Sorrento chamber of commerce vice president Marc Clavin said he was disappointed the hotel precinct would remain inactive over the busy summer period. “It represents a huge slice of the street; it’s the gateway to Sorrento and bookends the shopping strip,” he said.

Nepean Conservation Group president Dr Ursula de Jong said the impending sale was “something the community thought would happen”.

“We always had concerns that he [Mr Gerner] would not have the money to take it forward,” she said. “The fact that it is up for sale again is a worry because we don’t know who is going to buy it.”

The developer reportedly paid the long-standing Di Pietro family about $15 million in July 2016 and then fought skirmishes with the Mornington Peninsula Shire and Nepean Conservation Group at the Victorian Civil and Administrative Tribunal over his proposed changes.

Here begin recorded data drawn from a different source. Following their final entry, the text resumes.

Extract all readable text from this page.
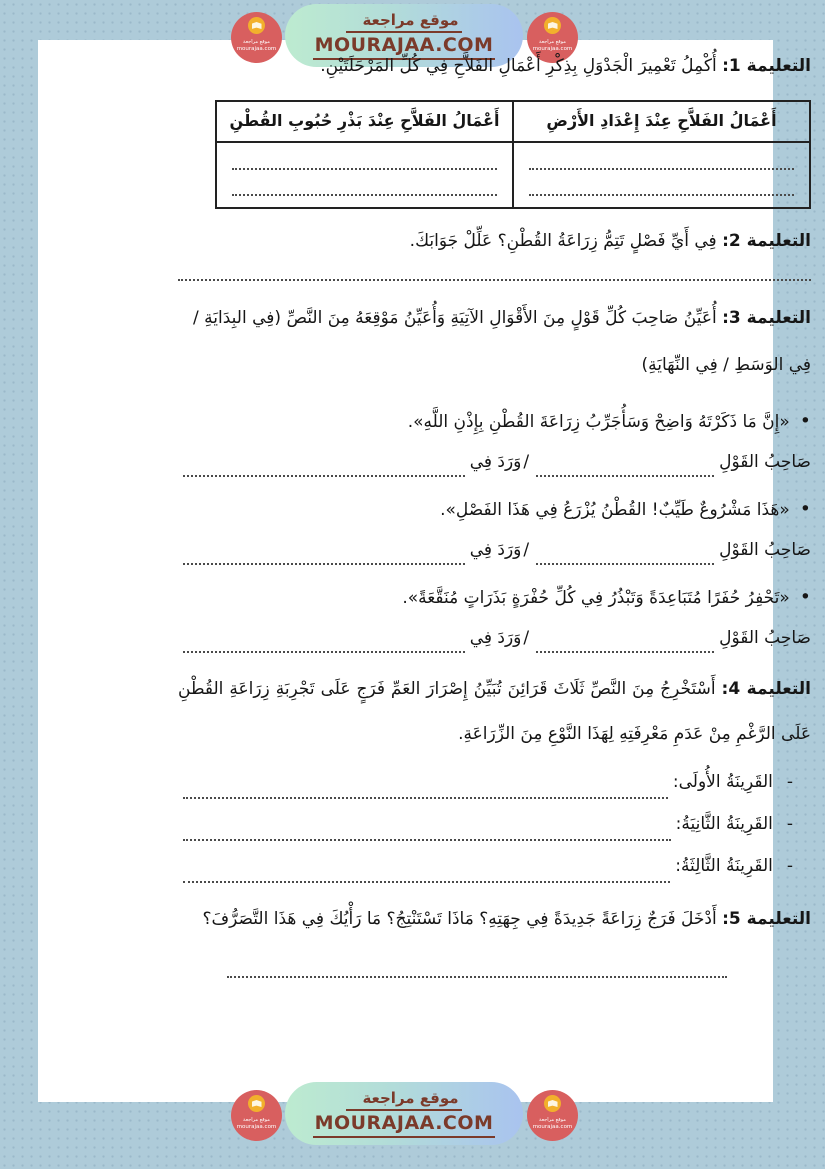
موقع مراجعة
mourajaa.com
موقع مراجعة
MOURAJAA.COM	موقع مراجعة
mourajaa.com

التعليمة 1: أُكْمِلُ تَعْمِيرَ الْجَدْوَلِ بِذِكْرِ أَعْمَالِ الفَلاَّحِ فِي كُلِّ المَرْحَلَتَيْنِ.

أَعْمَالُ الفَلاَّحِ عِنْدَ إِعْدَادِ الأَرْضِ	أَعْمَالُ الفَلاَّحِ عِنْدَ بَذْرِ حُبُوبِ القُطْنِ

التعليمة 2: فِي أَيِّ فَصْلٍ تَتِمُّ زِرَاعَةُ القُطْنِ؟ عَلِّلْ جَوَابَكَ.

التعليمة 3: أُعَيِّنُ صَاحِبَ كُلِّ قَوْلٍ مِنَ الأَقْوَالِ الآتِيَةِ وَأُعَيِّنُ مَوْقِعَهُ مِنَ النَّصِّ (فِي البِدَايَةِ / فِي الوَسَطِ / فِي النِّهَايَةِ)

•«إِنَّ مَا ذَكَرْتَهُ وَاضِحْ وَسَأُجَرِّبُ زِرَاعَةَ القُطْنِ بِإِذْنِ اللَّهِ».
صَاحِبُ القَوْلِ
/
وَرَدَ فِي
•«هَذَا مَشْرُوعٌ طَيِّبٌ! القُطْنُ يُزْرَعُ فِي هَذَا الفَصْلِ».
صَاحِبُ القَوْلِ
/
وَرَدَ فِي
•«تَحْفِرُ حُفَرًا مُتَبَاعِدَةً وَتَبْذُرُ فِي كُلِّ حُفْرَةٍ بَذَرَاتٍ مُنَقَّعَةً».
صَاحِبُ القَوْلِ
/
وَرَدَ فِي

التعليمة 4: أَسْتَخْرِجُ مِنَ النَّصِّ ثَلَاثَ قَرَائِنَ تُبَيِّنُ إِصْرَارَ العَمِّ فَرَجٍ عَلَى تَجْرِبَةِ زِرَاعَةِ القُطْنِ عَلَى الرَّغْمِ مِنْ عَدَمِ مَعْرِفَتِهِ لِهَذَا النَّوْعِ مِنَ الزِّرَاعَةِ.

-
القَرِينَةُ الأُولَى:
-
القَرِينَةُ الثَّانِيَةُ:
-
القَرِينَةُ الثَّالِثَةُ:

التعليمة 5: أَدْخَلَ فَرَجٌ زِرَاعَةً جَدِيدَةً فِي جِهَتِهِ؟ مَاذَا تَسْتَنْتِجُ؟ مَا رَأْيُكَ فِي هَذَا التَّصَرُّفَ؟

موقع مراجعة
mourajaa.com
موقع مراجعة
MOURAJAA.COM	موقع مراجعة
mourajaa.com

These centred on the building of 16 apartments at the rear, extra hotel rooms and commercial premises and the contentious purchase of an adjoining – previously public – car park.

“Buying the car park [for a reported $1.8 million] was the missing link,” Mr Gerner said.

“I have worked hard to get the development as a whole into a state which I think is viable,” he said.

“There’s a lot of money to be spent but I have also spent a lot.

“I have worked hard with the shire, Heritage Victoria and architectural advisers on the project and I have gone as far as I can go.”

The property is listed with both CBRE and Sotheby’s who will look locally and overseas for a new owner – even in China.

Perhaps hoping to improve sales prospects, Mr Gerner added: “There are no more regulatory hurdles to overcome.”

The hotel has remained vacant since settlement last year. “It used to be a thriving destination for young people,” Mr Clavin said. “It had the bars and a disco – now there’s nothing …”

He echoed a commonly-held view that the hotel could have been kept going as a viable concern in the meantime “at least until the wrecking ball came through”.

Dr de Jong said the state of the façade of the historic building, which is on the state register, was disappointing. “The limestone is failing, the windows are rotting, the stucco is coming off and there is a tonne of vegetation growing on the turret,” she said.

Compounding their concerns is the sale board which highlights “all the things we fought against”.

Dr de Jong said the group hoped to meet with the shire to discuss the terms and conditions of Mr Gerner’s development permits. “The shire has an obligation because the hotel is in a heritage zone and it must decide how it is going to deal with the new owner,” she said.